NA FORMA DA LEI – Deflui disto que um cidadão somente deve ou pode deixar de fazer alguma coisa salvo se ela esteja proibida pela lei. Igualmente ele não terá de fazer alguma coisa que não esteja prevista pela lei – aqui não é preciso ir até a América do Norte para sabê-lo, pois está com todas as letras no art. 5º, II da Constituição brasileira em vigor.
Por outro lado, decorre logicamente disto que uma autoridade, mesmo um magistrado, não pode puni-lo pelo que não tiver feito contra lei vigente. E mais de acordo com a lei que regula o processo punitivo e as garantias que nele se estabelecem.
Do contrário, exerceria um poder arbitrário, pois dependente apenas e tão somente de sua razão ou capricho. Isto ocorre mesmo no caso dos poderes ditos discricionários que eventualmente ele receba da lei para atuar.
EXISTEM LIMITES – Com efeito, a lei que estabelece tal discricionaridade, além de ela própria definir-lhe o campo, os limites, está sujeita ao respeito dos direitos fundamentais e da disciplina jurídica adotada pela Constituição. No caso brasileiro, o Estado Democrático de Direito (Constituição, art. 1º), que como Estado de Direito põe acima de tudo o respeito à lei.
Assim sendo, não cabe a qualquer autoridade aplicar normas que não estejam na lei, adotada pelo Poder competente. Mesmo que esteja imbuído subjetivamente do propósito de fazer Justiça.
Quem diz o que é justo, o que pode ser feito ou o que não pode ser feito, é sempre a lei, expressão da vontade geral, como está no art. 6º da Declaração de 1789. Para isto é que existe um Poder Legislativo, distinto do Executivo e mesmo do Judiciário
ARBÍTRIO E DISCRIÇÃO – Resulta disto a elementar diferença entre arbítrio e discrição, entre o abuso e ação legal, mesmo no campo da discricionariedade. Esta tem de escorar estritamente na lei e no sistema jurídico.
Ora, a proscrição do abuso, do arbítrio é a razão de ser da Constituição, como da lei. Desrespeitar a lei, ir além do que esta dispõe, é eminentemente uma ofensa à Constituição – uma flagrante inconstitucionalidade.
A Constituição brasileira, por exemplo, para enfatizar a imprescindibilidade de lei, veda expressamente que “medidas provisórias” – essa teratologia nacional – disponham sobre direito penal e direito processual penal, entre outras matérias (art. 62, § 1º, “b”, com a redação da Emenda Constitucional nº 32/2001.) Mostra isto à saciedade que apenas a lei formal pode tratar de crimes e sua punição.

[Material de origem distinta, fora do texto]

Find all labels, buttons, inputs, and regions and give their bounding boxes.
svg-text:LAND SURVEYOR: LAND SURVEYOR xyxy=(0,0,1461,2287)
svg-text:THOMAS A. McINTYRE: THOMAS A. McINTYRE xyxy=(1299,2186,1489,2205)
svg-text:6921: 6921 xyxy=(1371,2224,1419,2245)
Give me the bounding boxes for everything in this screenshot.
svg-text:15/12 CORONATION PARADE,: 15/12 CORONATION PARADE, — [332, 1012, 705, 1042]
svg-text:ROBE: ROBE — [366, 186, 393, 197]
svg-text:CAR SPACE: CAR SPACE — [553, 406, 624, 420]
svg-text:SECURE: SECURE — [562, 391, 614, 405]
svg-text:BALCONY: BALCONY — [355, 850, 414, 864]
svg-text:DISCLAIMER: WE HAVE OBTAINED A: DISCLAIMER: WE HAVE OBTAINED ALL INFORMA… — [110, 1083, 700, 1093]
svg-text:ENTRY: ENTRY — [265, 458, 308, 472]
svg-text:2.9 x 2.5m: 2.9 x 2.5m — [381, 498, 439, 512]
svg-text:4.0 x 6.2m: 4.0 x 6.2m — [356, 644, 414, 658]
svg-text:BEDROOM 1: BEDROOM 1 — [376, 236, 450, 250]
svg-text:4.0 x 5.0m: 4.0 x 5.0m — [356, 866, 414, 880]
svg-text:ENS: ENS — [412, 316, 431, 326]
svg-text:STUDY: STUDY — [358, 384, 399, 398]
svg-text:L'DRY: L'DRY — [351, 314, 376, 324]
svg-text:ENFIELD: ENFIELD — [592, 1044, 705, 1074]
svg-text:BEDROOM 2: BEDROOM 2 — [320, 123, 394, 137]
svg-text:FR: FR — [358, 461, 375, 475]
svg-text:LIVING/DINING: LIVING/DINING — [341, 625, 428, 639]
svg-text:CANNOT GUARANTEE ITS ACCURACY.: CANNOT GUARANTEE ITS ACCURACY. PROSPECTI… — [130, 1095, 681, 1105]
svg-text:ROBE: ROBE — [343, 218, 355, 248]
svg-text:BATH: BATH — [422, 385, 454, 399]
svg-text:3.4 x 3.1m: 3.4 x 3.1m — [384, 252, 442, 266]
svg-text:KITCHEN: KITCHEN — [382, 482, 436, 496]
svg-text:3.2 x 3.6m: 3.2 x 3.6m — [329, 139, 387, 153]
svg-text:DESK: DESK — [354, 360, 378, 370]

SITUAÇÕES EMERGENCIAIS – Por outro lado, no direito brasileiro, na Constituição em vigor, há uma minuciosa disciplina até para situações emergenciais. Há a intervenção nos entes federativos (art. 34 e seguintes), o estado de defesa para perturbações da ordem e calamidades públicos (art. 136), o estado de sítio, para perturbações graves (art. 137), previstos na Constituição, o art. 142 a prever o emprego das Forças Armadas em defesa da “lei e da ordem”, afora um sem número de leis ordinárias proibindo atos contra a segurança e os direitos de cada cidadão e regulando as medidas processuais que contra elas podem ser impostas.
O mesmo se diga em relação a autoridades públicas que não podem ser afastadas do cargo que exercem sem que se observem as formalidades constitucionais e legais.
Incluídas nesse campo, com mais razão, as autoridades estaduais e municipais, como forma de assegurar aos entes federativos a autonomia conferida pela Constituição.
ARBITRARIEDADES – Por que então desprezar o império da lei, preferindo-lhe o arbitrário? Não é preciso recorrer ao este para a defesa da segurança e dos direitos fundamentais eventualmente ameaçados.
Há na Constituição e na legislação brasileira – reitere-se – meios legais para tanto, inclusive para punir os infratores, mesmo os que infringem a Lei das Leis.
Ir além das leis, mesmo que com o melhor dos propósitos, é vedado no Estado Democrático de Direito que está presente no primeiro artigo da Constituição vigente. É infringi-lo, portanto.